W E B Du Bois: The Fight for Equality and the American Century, 1919-1963 (Vol 2)
By David Levering Lewis
Henry Holt and Company (2002)
Book Review
Although Lewis depicts the early civil rights activist as personally flawed, he also heavily emphasizes his amazing flexible intellect. Even in advanced age, DuBois had a remarkable ability to adjust his world view with changing political circumstances. changed.
As Lewis puts it:
In the course of his long, turbulent, career, then, W E B Du Bois attempted virtually every possible solution to the problem of twentieth-century racism – scholarship, propaganda, integration, cultural and economic separatism, politics, international communism, expatriation and third world solidarity. First had come culture and education for the elites, then the ballot for the masses; then economic democracy; and finally all these solutions in the services of a global ideal of economic and social justice.
Volume two begins after World War I, when Du Bois was the founder and editor of the NAACP (National Association for the Advancement of Colored People) magazine The Crisis: A Report of the Darker races. Initially DuBois fully supported the NAACP agenda to address racism by installing as many “Talented Tenth”* African Americans as possible in academic and professional positions. The NAACP reasoning was that professional African Americans would use their economic power and political influence to improve the lot of the Black masses.
In 1934, a dispute over his promotion of Black economic independence (which violated the NAACP’s strict de-segregation policy) and his growing interest in Marxism led to his resignation from the NAACP to teach at Atlanta University. Following the termination of his Atlanta University contract in 1944 (he was 74), he returned to the NAACP and his prior leadership role in the Pan-African Congress (which he helped found in 1919). He was formally dismissed from the NAACP four years later (just before his 80th birthday), after some of his articles caused the FBI to label the NAACP as a communist front.

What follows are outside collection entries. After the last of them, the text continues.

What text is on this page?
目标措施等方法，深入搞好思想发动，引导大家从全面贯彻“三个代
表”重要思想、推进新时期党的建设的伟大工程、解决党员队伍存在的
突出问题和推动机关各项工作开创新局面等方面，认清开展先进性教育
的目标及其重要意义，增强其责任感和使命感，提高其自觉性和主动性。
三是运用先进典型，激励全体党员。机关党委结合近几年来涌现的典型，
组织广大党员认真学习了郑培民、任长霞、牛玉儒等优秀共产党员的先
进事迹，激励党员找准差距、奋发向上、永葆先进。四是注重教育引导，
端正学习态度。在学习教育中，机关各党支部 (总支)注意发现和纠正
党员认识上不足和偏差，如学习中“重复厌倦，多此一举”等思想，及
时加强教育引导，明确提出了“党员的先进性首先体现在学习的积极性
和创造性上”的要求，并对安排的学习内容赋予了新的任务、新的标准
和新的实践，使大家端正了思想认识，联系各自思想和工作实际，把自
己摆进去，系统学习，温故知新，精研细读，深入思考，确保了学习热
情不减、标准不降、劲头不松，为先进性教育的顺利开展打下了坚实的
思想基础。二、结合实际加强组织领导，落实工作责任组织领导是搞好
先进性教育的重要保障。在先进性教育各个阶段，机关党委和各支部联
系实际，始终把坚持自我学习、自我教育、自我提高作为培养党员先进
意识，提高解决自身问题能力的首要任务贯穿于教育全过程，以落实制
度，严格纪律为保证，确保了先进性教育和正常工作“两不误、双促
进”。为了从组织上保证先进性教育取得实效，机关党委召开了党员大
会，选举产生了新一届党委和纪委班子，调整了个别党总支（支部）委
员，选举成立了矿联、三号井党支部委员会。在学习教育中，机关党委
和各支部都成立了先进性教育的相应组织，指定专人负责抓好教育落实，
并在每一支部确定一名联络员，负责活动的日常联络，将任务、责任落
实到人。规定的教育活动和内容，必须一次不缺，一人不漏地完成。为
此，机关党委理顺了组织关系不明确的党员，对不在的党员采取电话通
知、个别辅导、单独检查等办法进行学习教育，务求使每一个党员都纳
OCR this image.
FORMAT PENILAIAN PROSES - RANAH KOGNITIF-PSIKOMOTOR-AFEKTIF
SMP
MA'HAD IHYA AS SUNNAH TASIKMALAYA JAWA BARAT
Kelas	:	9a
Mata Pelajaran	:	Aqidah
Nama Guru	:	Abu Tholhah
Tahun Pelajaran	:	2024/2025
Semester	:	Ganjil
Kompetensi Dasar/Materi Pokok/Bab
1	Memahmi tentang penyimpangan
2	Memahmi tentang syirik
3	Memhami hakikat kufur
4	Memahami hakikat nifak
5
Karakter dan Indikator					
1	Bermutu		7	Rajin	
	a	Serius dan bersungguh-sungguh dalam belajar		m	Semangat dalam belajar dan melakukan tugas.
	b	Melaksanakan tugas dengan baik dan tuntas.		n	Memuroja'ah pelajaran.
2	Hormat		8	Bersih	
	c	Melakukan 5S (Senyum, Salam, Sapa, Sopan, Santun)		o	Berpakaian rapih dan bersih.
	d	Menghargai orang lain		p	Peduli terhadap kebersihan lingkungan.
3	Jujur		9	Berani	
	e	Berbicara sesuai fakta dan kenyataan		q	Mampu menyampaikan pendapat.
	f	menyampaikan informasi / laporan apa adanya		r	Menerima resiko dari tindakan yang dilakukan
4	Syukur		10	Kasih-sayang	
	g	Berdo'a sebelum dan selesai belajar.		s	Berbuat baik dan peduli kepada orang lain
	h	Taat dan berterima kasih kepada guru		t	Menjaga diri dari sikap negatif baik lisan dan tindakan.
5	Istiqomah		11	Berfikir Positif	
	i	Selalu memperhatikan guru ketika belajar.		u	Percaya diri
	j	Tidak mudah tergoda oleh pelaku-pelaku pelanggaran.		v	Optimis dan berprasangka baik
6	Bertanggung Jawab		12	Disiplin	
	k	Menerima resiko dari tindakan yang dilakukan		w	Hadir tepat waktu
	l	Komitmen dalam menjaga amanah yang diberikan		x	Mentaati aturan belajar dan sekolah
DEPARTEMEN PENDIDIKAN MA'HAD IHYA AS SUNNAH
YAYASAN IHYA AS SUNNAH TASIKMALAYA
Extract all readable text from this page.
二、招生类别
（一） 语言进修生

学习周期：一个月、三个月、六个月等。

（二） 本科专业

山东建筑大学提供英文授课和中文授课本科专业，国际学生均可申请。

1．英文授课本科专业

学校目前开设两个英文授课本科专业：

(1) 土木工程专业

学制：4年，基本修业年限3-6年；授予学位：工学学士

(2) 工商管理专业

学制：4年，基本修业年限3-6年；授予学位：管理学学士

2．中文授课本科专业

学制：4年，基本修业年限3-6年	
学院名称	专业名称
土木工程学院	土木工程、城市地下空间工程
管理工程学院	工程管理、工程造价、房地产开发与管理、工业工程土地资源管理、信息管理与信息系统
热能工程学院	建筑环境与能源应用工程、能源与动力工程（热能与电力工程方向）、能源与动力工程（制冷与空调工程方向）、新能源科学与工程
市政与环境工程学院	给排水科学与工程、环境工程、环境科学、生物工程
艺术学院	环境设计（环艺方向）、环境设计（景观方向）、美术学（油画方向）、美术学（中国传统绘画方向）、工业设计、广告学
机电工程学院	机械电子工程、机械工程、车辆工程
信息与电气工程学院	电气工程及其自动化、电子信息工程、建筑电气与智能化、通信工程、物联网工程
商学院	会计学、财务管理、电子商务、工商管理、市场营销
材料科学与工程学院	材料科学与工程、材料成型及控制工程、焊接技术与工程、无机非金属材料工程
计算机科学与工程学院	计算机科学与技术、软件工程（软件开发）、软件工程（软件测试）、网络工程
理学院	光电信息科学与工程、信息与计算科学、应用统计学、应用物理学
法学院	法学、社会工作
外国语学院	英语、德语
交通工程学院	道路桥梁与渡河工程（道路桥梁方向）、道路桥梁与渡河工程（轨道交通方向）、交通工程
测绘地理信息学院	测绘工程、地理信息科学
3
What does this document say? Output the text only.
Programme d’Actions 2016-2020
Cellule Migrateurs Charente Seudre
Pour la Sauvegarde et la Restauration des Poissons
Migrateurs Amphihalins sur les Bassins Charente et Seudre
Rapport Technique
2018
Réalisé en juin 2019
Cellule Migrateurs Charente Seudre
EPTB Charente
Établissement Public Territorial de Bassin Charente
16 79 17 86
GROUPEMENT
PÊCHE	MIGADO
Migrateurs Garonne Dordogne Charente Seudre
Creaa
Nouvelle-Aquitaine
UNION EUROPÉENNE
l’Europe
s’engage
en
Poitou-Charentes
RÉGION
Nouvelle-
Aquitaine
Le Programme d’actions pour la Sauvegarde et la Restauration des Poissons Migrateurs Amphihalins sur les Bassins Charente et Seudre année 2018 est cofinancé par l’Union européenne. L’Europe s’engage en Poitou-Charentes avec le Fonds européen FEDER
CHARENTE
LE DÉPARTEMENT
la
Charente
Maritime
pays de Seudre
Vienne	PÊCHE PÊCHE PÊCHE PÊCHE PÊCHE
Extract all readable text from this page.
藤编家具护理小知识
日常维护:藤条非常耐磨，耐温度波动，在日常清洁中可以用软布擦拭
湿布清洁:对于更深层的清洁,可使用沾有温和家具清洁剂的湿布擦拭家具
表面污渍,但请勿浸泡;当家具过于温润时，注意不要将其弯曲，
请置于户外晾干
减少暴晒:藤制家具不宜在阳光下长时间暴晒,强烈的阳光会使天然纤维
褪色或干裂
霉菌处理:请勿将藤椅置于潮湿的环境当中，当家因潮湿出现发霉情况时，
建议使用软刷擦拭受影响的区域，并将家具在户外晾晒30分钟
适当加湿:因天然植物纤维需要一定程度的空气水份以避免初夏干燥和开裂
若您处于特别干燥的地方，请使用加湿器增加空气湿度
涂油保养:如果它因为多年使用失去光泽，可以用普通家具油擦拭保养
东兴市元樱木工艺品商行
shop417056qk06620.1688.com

In 1951, he was indicted by a grand jury for failing to register the antiwar Peace Information Center (disbanded in 1950) as “the agent of a foreign government.” Although the court dismissed the case, the State Department refused to return his passport until the Supreme Court struck down their policy (in 1958) of suspending passports of political dissidents. In 1961, the first Ghanaian president Kwame Nkrumah offered him a position compiling an Encyclopedia Africana. He joined the Communist Party USA the day before his flight left.
At age 95, he became a Ghanaian citizen when the US, once again, refused to renew his passport. He died a year later.
The book discusses in depth a number of of Du Bois’s significant accomplishments in the second half of his life:
- His public feud with Marcus Garvey, largely over the latter’s financial mismanagement of a campaign to resettle African Americans in Liberia.**
- His introduction to mainstream American historians of the technologically advanced kingdoms across the African continent prior to the arrival of Europeans.
- His campaign, along with African American actor/singer and playwright Paul Robeson, to keep the US out of World War II.
- His publication of a definitive history of Reconstruction to correct its misportrayal in standard history books prior to World War II.
- His unsuccessful campaign to get a declaration of Black rights included in the UN Charter and Declaration of Human Rights.
- His open opposition (along with Robeson’s) to Truman’s hostility towards the Soviet Union (which Lewis blames largely on Truman’s incompetence and reliance on ultra-conservative advisors), the Marshall Plan,** NATO and the Korean War.
- His visit with Nikita Khrushchev in 1958, leading to the latter’s creation of an African Institute to support the growing Pan-African campaign of decolonization.
*Talented Tenth – a term devised by white philanthropists designating the “leadership class” of African Americans in the early 20th century.
**As Lewis points out, Garvey was the first civil rights activist to mobilize large masses of poor and working class Blacks, hosting crowds as large as 25,000 in Madison Square Garden.
***Marshall Plan – although ostensibly a humanitarian aid program to war-torn Western Europe, DuBois saw the Marshall Plan as hostile to the Soviet Union (which was excluded, despite taking the brunt of human and economic war casualties) and apt to polarize East/West relations.